Hasbro is making headlines in all the wrong places

For the most, nerds often see themselves as a marginalized group. There are classic nerd stereotypes of people who are unattractive and poorly adjusted socially. Do an image search in Google for the term “nerd”. The results shouldn’t be particularly shocking. The concept has bred a cliche, and a common trait among nerds is that they play Dungeons & Dragons.

Ever since Hasbro took over WotC and by extension D&D, it’s been a rocky road. However, once 5e came out as “the world’s most popular role-playing game”, the game and the company have largely gone from strength to strength. Maybe nerds weren’t so awkward anymore. It has been newsworthy and there have numerous articles written over the last 5 years taking note of the game’s increasing popularity. That changed radically in the last couple of months.

WotC announced changes to the OGL and the response was swift. Articles started popping up everywhere, and then a message from WotC was published on D&D Beyond. The statement was an attempt to calm the fervour that had arisen from the proposed changes to the 20+-year-old OGL. I’m not really sure it worked, but it was an opportunity for WotC to hit the pause button, so to speak. Changes are still coming, but no one is sure what they are going to be. WotC did walk back a couple of the more controversial changes, but the TTRPG industry has apparently decided to abandon D&D. Multiple publishers have announced plans to fill the rift WotC is going through by abolishing OGL 1.0a by creating new licenses of their own.

What about Hasbro? WotC is a subsidiary of the entertainment giant, and while the two are joined into one larger entity, WotC is largely on its own with regards to handling D&D. The answer to this can be found in the business press. While a lot of entertainment outlets have been keeping an eye on how gamers have reacted, other outlets have kept track of Hasbro’s bottom line.

The first article I saw was in CNBC, which focused on WotC delaying changes to the OGL. The important thing to note here is that Hasbro is a publicly traded company and CNBC wrote up the article as if Hasbro was calling the shots, not WotC. Then I saw an even more surprising article pop up in my news feed, a piece from The Motley Fool.

The Motley Fool largely deals with investing and stock trading, it’s a finance/business publication, basically. While I’m not much of a trader, I’m familiar with the organization. The Fool’s piece on Hasbro didn’t really go into the issues surrounding the fan discontent, rather it focused on the impacts the dust-up was having on the company. Hasbro claims everybody won the dispute over the changes, but I, like The Motley Fool, and many other people can’t see how this is anything but a failure for Hasbro.

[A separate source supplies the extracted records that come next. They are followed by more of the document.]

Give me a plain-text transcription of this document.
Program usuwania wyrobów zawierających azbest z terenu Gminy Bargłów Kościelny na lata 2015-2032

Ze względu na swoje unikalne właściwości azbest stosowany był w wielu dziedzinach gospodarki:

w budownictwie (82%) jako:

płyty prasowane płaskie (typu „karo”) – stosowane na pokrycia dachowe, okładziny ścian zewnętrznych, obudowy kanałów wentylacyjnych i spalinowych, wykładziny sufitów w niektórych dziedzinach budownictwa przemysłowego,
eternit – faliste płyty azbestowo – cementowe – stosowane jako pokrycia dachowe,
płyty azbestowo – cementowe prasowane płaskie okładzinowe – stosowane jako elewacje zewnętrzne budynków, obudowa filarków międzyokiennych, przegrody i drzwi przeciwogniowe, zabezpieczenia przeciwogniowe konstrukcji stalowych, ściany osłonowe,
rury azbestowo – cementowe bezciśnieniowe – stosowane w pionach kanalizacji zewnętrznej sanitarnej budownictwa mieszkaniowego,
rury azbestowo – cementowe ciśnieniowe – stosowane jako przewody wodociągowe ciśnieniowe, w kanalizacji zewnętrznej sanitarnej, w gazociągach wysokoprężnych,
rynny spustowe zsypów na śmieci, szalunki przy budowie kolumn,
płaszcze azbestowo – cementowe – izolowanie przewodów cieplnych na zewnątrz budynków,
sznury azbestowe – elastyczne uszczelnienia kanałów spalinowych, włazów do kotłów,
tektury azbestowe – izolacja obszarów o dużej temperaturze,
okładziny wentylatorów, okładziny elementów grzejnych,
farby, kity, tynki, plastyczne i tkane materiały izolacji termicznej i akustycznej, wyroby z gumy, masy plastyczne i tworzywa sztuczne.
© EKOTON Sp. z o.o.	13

The fact that financial presses are writing about how this blow-up might negatively impact Hasbro’s profits, as well as anger shareholders, demonstrates the scale of the OGL fallout. If a major corporation has to plan on briefing investors on its poor decisions, then the problem is a big one.

Furthermore, and in a more positive light, this proves that D&D has truly grown up. It has now become a discussion topic for corporate boardrooms. The viability of the game could impact shareholders’ fortunes, and what can even be said about that? It’s one thing to envision the game as a business. Even back when TSR was still a functional entity D&D was an economic force in gaming. Making it to the boardroom and possibly into priority financial reports for one of the biggest entertainment companies in the world is something else. Nerds are no longer hiding in the shadows, and one of their coveted trademarks is fully in the spotlight.

On one hand, I hate all this controversy. It’s a pointless dispute that could have been avoided. Hasbro didn’t need to do all of this. It was a poor choice aimed at deriving even more money from an already profitable game. I don’t think anyone is really happy with what has resulted in the fallout of changing the OGL.

On the other hand, I’m really excited to see how gaming evolves now that the entire industry seems poised to walk away from D&D, more or less entirely. The game that birthed the hobby will now be a part of its past, not it’s future. A year ago, I wouldn’t have predicted that this was the way that things were going to go, but now that it’s happening, I’m not sure it should be any other way.